For the record, the same FoxNews.com report pointed out to Baldanza, citing Department of Transportation statistics, that his airline had 8.27 complaints for every 100,000 flying passengers in January, a number that was the worst in the survey and more than twice as bad as United, the No. 2 carrier on the list. Baldanza said it was "an irrelevant statistic," and suggested that, "Why don't we interpret that 99.92 [percent] of all customers have no complaints? Because that is what it says."

The Meekins story isn't all. Spirit, which has made its name with low fares, is going to begin charging $100 for carry-ons that are stowed in the overhead compartment in cases when the bags are taken care of at the gate. The old fee was $45, so count this as a double and then some. If your bag fits under the seat, no worries -- that's still going to be free. It cannot be overstated that there is nothing wrong with making money. Just that this is the kind of thing that makes "discount" less of a discount if you're not a very careful planner when it comes to flying.

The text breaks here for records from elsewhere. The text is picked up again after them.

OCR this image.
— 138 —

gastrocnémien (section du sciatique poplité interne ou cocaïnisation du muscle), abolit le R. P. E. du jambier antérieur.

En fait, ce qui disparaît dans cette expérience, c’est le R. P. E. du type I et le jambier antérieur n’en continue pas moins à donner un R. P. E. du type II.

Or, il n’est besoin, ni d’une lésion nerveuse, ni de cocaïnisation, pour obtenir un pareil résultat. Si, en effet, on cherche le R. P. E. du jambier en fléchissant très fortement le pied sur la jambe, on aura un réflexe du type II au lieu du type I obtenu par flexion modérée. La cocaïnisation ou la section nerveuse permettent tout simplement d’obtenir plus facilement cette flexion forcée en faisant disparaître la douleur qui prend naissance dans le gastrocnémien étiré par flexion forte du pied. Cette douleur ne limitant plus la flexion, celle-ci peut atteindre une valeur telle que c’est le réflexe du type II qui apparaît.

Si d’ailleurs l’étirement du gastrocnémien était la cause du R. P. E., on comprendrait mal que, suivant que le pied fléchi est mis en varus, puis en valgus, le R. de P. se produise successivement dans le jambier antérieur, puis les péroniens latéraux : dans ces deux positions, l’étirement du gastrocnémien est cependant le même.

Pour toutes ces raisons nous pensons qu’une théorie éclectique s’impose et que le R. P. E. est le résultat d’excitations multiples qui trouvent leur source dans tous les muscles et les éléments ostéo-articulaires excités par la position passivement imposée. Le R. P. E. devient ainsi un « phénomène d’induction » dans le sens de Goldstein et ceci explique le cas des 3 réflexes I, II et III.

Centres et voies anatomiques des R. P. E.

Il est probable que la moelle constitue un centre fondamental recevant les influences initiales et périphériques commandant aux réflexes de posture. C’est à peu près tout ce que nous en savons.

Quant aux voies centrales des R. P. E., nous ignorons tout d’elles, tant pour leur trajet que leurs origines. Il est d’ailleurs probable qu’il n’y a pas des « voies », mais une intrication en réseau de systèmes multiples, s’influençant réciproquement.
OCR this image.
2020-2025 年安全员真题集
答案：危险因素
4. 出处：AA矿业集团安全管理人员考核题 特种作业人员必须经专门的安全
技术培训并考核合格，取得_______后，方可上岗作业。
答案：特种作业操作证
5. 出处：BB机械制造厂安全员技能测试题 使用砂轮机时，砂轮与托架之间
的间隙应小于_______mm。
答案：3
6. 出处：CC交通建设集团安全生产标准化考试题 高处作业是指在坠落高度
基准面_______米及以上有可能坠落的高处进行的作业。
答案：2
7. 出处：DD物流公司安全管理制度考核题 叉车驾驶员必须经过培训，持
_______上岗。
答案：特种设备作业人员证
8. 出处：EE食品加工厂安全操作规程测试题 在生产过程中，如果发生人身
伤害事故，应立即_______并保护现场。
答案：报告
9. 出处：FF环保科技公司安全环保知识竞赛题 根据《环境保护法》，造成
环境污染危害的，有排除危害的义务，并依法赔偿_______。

Of course, fees beyond the ticket price aren't unique to Spirit by any stretch. Anyone who's flown in the last decade or so knows that a host of new costs have been required to keep airlines from going under. Fuel is extremely expensive, security measures have gone up considerably and business is business. Ignore that series of bankruptcies you might have heard about in the industry.

According to The Wall Street Journal this week, Spirit is "a leader in charging for so-called ancillary services, stripping down its fares to offer only a ticket and ignoring criticism from some politicians about a strategy that includes charging extra for carry-on bags and which helped make it among the most profitable in the global industry." A leader, no less.

These "ancillaries" made up more than 40% of Spirit's revenue in the first quarter, when it had a top line of $23.4 million. That was nearly triple the same period of the prior year. For reference, $23.4 million would buy Meekins nearly 119,000 tickets at $197 each.

Thanks to Spirit's approach and Baldanza's business sense, shareholders of Spirit have been rewarded in a big way. When Spirit was newly public in May 2011, it was trading in the $11 a share range. It's now above $22, so anyone's who has had it for a year has doubled that original investment. However, the shares are down about 3% this week.

Investors have gotten a clear payoff, and they've been treated right by Baldanza and his team. No two ways about that. But have customers? At the risk of sounding somewhat Occupy Wall Streety, the case of Spirit, and in particular its handling of the Meekins matter, might make all of us do a little thinking.